Does Nakoula now regret the footage?
Not at all. In his first public comments since his incarceration soon after the video gained international attention in September, Nakoula told The New York Times that he would go to great lengths to convey what he called "the actual truth".
"I thought, before I wrote this script," he said, "that I should burn myself in a public square to let the American people and the people of the world know this message that I believe in."
In explaining his reasons for the film, Nakoula, 55, a Coptic Christian born in Egypt, cited the 2009 massacre at Fort Hood, Texas, as a prime example of the violence committed "under the sign of Allah." His anger seemed so intense over the years that even from a federal prison in 2010, he followed the protests against the building of an Islamic centre and mosque near Ground Zero in New York as he continued to work on his movie script.
Until now, only the barest details were known about the making of the film that inspired international outrage. But a longer, more intricate and somewhat surreal story emerges from interviews with Nakoula, church and law enforcement officials and more than a dozen people who worked on the movie. Together, they paint a picture of a financially desperate man with a penchant for fiction who was looking to give meaning to a life in shambles.

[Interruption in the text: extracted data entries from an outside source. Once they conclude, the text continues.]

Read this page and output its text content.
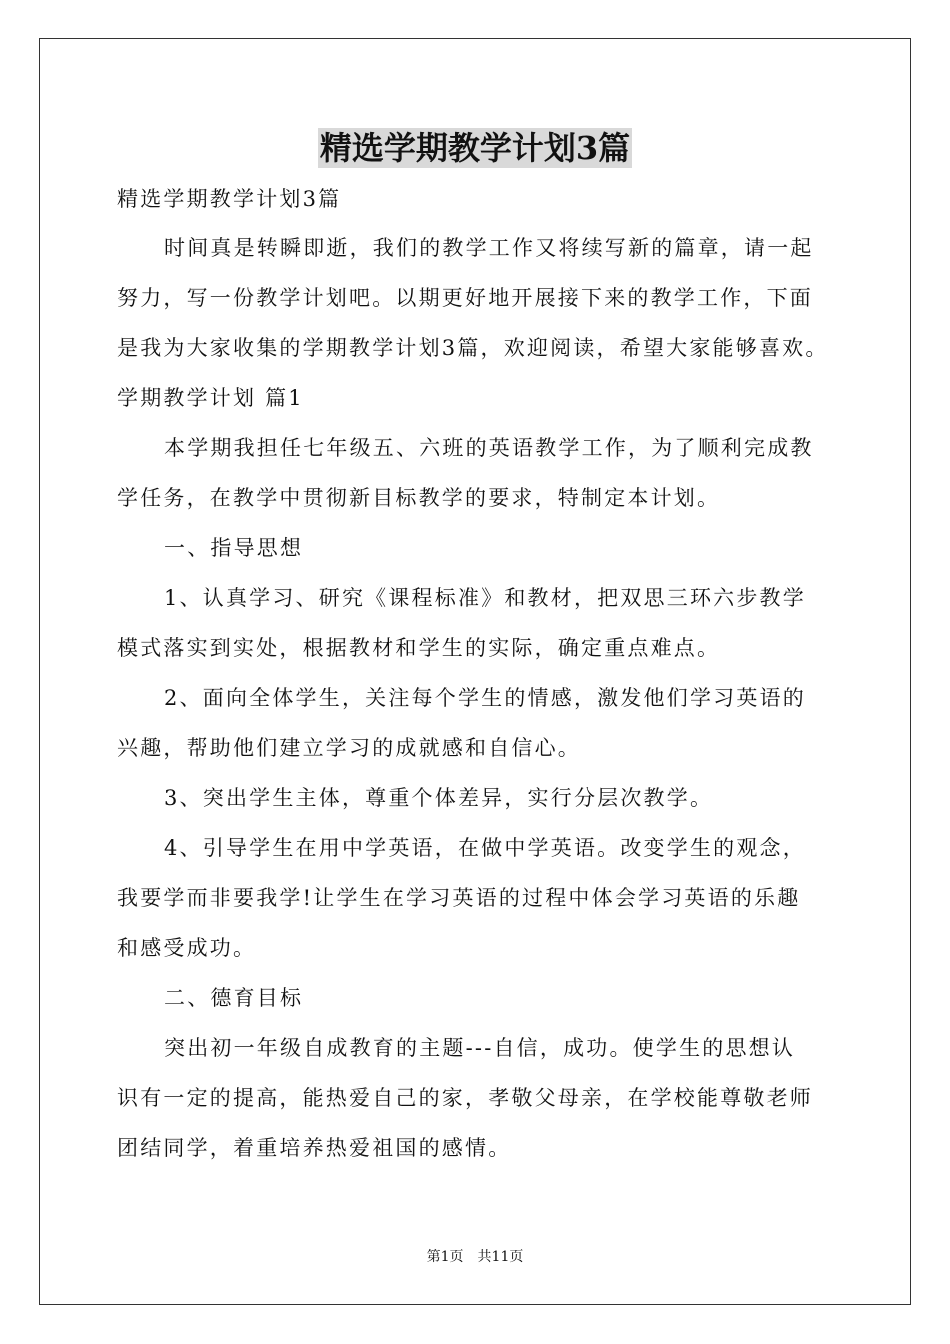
精选学期教学计划3篇
精选学期教学计划3篇
时间真是转瞬即逝，我们的教学工作又将续写新的篇章，请一起
努力，写一份教学计划吧。以期更好地开展接下来的教学工作，下面
是我为大家收集的学期教学计划3篇，欢迎阅读，希望大家能够喜欢。
学期教学计划 篇1
本学期我担任七年级五、六班的英语教学工作，为了顺利完成教
学任务，在教学中贯彻新目标教学的要求，特制定本计划。
一、指导思想
1、认真学习、研究《课程标准》和教材，把双思三环六步教学
模式落实到实处，根据教材和学生的实际，确定重点难点。
2、面向全体学生，关注每个学生的情感，激发他们学习英语的
兴趣，帮助他们建立学习的成就感和自信心。
3、突出学生主体，尊重个体差异，实行分层次教学。
4、引导学生在用中学英语，在做中学英语。改变学生的观念，
我要学而非要我学!让学生在学习英语的过程中体会学习英语的乐趣
和感受成功。
二、德育目标
突出初一年级自成教育的主题---自信，成功。使学生的思想认
识有一定的提高，能热爱自己的家，孝敬父母亲，在学校能尊敬老师
团结同学，着重培养热爱祖国的感情。
第1页　共11页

There is a dispute about how important the video was in provoking the terrorist assault on the US diplomatic mission in Benghazi, Libya, that killed the US ambassador and three other Americans. Militants interviewed at the scene said they were unaware of the video until a protest in Cairo called it to their attention. But the video led to protests across the globe—in Yemen, Morocco, Iran, Tunisia, Sudan, Iraq, Pakistan, Lebanon, Indonesia and Malaysia.